Internazionale

«Il regime di Hernandez in Honduras ha l’appoggio di Usa e Ue»

Honduras Intervista alla femminista Melissa Cardoza, autrice del libro «13 colori della Resistenza hondureña», tradotto in italiano a cura dell'associazione Collettivo Italia Centro America

Pubblicato più di 6 anni faEdizione del 26 luglio 2018

Esiste, in Honduras, una «cronologia della disgrazia». La chiama così Melissa Cardoza, autrice del libro «13 colori della Resistenza hondureña», tradotto in italiano a cura dell’associazione Collettivo Italia Centro America: la prima è quella del 28 giugno 2009, il colpo di Stato, la seconda è l’omicidio di Berta Caceres, il 2 marzo 2016, la terza il 26 novembre 2017, le elezioni presidenziali che – grazie a una frode – hanno riconsegnato il Paese a Juan Orlando Hernandez, per un secondo mandato.

Sette mesi dopo, però, l’artista, attivista, femminista e scrittrice hondureña, che nei mesi di giugno e luglio ha realizzato un tour europeo sottolinea l’importanza di «una resistenza che non s’è afflosciata, un popolo che non si è fatto piegare dalla violenza».

«La vera disperazione – spiega al manifesto – è quando la gente non fa più nulla. In Honduras, oggi, l’esperimento più interessante è quello della lotte territoriali, decine, che restano come frutto della mobilitazione popolare dei mesi di novembre e dicembre. Ne sono esempio i «Campamentos Dignos por el Agua y por la Vida». E poi c’è il movimento di studenti e studentesse: hanno una grammatica politica nuova e ricca, che ha saputo includere il discorso femminista e le cause dei popoli indigeni, superando così la retorica della sinistra storica».

Queste forme di resistenza rappresentano speranza?
Sì, anche se il regime di Juan Orlando Hernandez esercita una violenza brutale, forte dell’avallo dell’Unione europea, degli Usa, e anche di quello di Daniel Ortega, presidente del Nicaragua, tra i primi a riconoscere la sua elezione. Non posso nascondere, però, che la situazione è terribile. Si sentono impunibili, e quelli corrotti e ladri non hanno timore, ma questi ostentano la loro condizione. Per questo ci sono rischi. Tornando in Honduras, non porterò con me i miei libri: non sarebbe strano essere fermata. Sanno chi sono, e il lavoro che faccio».

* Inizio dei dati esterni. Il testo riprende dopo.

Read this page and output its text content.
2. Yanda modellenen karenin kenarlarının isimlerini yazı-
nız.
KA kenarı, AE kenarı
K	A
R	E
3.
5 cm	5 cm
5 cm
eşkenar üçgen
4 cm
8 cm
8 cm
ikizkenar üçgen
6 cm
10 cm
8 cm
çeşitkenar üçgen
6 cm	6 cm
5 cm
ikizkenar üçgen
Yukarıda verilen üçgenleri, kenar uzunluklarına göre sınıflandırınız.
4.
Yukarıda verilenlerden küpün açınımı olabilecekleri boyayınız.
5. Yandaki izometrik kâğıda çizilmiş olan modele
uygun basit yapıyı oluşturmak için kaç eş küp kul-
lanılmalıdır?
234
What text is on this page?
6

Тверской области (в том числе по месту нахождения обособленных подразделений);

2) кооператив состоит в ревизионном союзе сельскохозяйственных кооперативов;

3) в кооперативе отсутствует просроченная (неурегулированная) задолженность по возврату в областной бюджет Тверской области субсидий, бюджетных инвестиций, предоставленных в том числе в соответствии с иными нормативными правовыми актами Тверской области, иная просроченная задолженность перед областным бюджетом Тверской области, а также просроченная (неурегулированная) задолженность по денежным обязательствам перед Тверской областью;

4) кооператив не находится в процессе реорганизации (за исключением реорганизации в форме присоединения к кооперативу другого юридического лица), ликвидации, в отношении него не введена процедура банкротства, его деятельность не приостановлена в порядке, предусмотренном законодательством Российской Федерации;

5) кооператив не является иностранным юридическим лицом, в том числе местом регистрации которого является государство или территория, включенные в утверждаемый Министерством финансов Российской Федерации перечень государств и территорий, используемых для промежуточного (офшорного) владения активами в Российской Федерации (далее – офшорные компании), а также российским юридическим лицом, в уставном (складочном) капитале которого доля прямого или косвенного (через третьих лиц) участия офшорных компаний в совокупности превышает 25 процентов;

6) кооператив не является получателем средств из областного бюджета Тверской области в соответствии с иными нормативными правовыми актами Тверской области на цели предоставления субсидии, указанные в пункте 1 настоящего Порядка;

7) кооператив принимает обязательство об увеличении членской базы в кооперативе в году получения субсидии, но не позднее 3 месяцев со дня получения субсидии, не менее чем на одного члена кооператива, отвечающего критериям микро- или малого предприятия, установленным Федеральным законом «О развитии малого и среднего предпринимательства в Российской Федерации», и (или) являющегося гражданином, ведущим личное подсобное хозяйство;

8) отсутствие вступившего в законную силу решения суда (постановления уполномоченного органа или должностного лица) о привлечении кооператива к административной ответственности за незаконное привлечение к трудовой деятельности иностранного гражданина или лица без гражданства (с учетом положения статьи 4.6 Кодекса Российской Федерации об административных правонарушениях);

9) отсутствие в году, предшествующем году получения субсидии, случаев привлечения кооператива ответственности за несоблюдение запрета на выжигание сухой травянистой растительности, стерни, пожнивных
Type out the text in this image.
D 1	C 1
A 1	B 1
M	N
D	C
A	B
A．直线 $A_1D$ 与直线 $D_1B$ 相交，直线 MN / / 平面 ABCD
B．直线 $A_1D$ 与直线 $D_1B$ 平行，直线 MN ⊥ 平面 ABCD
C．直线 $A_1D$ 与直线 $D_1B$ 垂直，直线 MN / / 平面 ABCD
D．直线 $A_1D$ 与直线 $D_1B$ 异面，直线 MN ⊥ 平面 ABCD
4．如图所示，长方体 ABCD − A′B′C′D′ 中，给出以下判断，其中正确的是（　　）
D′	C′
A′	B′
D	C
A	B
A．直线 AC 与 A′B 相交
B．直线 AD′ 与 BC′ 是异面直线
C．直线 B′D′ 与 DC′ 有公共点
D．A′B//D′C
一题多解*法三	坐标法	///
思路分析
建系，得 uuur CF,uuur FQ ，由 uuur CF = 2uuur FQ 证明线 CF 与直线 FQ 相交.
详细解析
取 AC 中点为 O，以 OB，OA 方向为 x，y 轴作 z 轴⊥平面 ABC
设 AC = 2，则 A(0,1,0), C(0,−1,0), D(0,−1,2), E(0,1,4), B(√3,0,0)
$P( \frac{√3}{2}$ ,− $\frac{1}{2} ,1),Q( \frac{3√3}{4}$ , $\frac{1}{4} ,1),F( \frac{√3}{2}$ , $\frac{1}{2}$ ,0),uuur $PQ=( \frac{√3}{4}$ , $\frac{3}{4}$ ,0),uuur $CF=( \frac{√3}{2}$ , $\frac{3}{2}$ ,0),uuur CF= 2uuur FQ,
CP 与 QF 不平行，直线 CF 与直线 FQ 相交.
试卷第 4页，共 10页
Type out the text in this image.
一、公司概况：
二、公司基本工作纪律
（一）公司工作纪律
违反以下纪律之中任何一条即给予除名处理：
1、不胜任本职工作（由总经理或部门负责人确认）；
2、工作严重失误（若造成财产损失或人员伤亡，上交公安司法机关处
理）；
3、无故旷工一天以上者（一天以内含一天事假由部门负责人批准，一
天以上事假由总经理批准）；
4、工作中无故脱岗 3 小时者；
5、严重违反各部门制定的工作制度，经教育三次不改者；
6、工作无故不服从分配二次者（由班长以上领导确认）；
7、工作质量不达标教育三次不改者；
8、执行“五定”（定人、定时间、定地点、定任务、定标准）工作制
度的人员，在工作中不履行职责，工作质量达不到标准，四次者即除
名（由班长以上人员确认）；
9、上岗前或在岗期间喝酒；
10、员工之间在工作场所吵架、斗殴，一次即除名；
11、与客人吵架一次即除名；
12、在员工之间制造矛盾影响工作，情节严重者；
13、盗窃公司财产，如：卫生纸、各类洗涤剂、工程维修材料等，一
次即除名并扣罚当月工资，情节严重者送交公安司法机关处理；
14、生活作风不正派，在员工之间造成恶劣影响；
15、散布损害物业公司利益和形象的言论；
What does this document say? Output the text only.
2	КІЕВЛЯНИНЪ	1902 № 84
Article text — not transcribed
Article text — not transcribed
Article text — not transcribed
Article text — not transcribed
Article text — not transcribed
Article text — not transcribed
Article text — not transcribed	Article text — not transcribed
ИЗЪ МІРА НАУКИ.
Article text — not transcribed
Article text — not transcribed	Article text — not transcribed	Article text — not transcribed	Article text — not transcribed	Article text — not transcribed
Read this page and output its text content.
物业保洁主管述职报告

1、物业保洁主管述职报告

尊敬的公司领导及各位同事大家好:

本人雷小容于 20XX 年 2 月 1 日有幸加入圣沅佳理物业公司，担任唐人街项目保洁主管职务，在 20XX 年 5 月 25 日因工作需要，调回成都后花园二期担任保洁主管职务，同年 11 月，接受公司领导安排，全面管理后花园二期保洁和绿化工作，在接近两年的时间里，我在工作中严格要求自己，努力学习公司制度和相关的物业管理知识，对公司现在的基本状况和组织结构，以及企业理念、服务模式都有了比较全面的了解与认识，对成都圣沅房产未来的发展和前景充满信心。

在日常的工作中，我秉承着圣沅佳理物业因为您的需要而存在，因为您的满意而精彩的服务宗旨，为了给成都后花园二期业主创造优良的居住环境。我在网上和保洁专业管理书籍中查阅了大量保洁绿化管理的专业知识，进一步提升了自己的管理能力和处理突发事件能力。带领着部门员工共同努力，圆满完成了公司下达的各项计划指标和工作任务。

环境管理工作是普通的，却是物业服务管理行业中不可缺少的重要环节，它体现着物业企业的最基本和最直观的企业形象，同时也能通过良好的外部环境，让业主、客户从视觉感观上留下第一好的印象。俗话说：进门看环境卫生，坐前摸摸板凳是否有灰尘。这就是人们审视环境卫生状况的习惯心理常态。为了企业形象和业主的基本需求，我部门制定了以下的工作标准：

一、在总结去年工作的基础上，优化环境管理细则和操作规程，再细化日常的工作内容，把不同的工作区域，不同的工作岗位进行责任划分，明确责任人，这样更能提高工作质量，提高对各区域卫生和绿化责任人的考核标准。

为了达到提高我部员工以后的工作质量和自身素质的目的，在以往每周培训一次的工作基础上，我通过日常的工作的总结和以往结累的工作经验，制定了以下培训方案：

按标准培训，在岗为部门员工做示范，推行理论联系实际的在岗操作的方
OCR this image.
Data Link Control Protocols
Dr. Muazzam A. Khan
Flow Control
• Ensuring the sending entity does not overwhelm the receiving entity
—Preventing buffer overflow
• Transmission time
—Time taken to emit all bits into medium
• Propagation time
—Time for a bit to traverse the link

Dove nascono le tue storie?
Per strada. Sono un’artista ma anche un’attivista. Quelle raccolte nel libro che presento in Italia, ad esempio, sono storie che ho vissuto, o che mi sono state raccontate da chi c’era, durante i mesi di barricate che seguirono il colpo di Stato del 28 giugno 2009. Ero presente con il Copinh, l’organizzazione degli indigeni lenca la cui leader era la mia amica Berta Caceres».

Il suo omicidio, nella notte tra il 2 e il 3 marzo del 2016, è ancora impunito. Crede ancora che possa esserci giustizia?
Berta aveva annunciato agli amici che l’avrebbero assassinata, sapeva che vigilata di continua, subiva persecuzioni, minacce. Quando lo diceva, però, cercavamo di sminuire questa situazione. La sua figura era tanto importante, a livello nazionale ed internazionale, aveva vinto il Goldman Prize, che non pensavamo lo avrebbero fatto davvero. Quando accadde, ci siamo sentiti orfani, perché avevano ucciso la persona che più di ogni altra incarnava una speranza per questo Paese. A distanza di oltre due anni, però, posso dire con certezza che chi ha deciso la sua morte aveva fatto male i propri calcoli: lo spirito di Berta, della grande lottatrice sociale, non si è inchinato, quest’omicidio non è stato uno dei tanti scandali del Paese, che dopo 48 ore scompare dall’attenzione dei media e dell’opinione pubblica. Berta è ancora presente, in ogni manifestazione e in tutto il Paese: il popolo hondureño non la dimentica. Ed anche il processo sta andando molto lontano, i figli e il COPINH hanno appena intentato una causa in Olanda contro una delle banche che stava finanziando la costruzione della diga di Agua Zarca, e in Honduras nessuno ha cancellato la domanda di giustizia: vogliamo sapere chi sono i mandanti dell’omicidio.

Alle tante voci s’è unita adesso quella di una cinquantina di europarlamentari, che hanno indirizzato una lettera ufficiale al governo hondureño, chiedendo di cancellare licenze e permessi relativi all’impianto idroelettrico «Agua Zarca». È solo una tra le tante mobilitazioni del COPINH, ma è quella che ha causato la morte di Berta. Tra i firmatari anche 4 italiani: Ignazio Corrao, Isabella De Monte, Eleonora Forenza, Barbara Spinelli.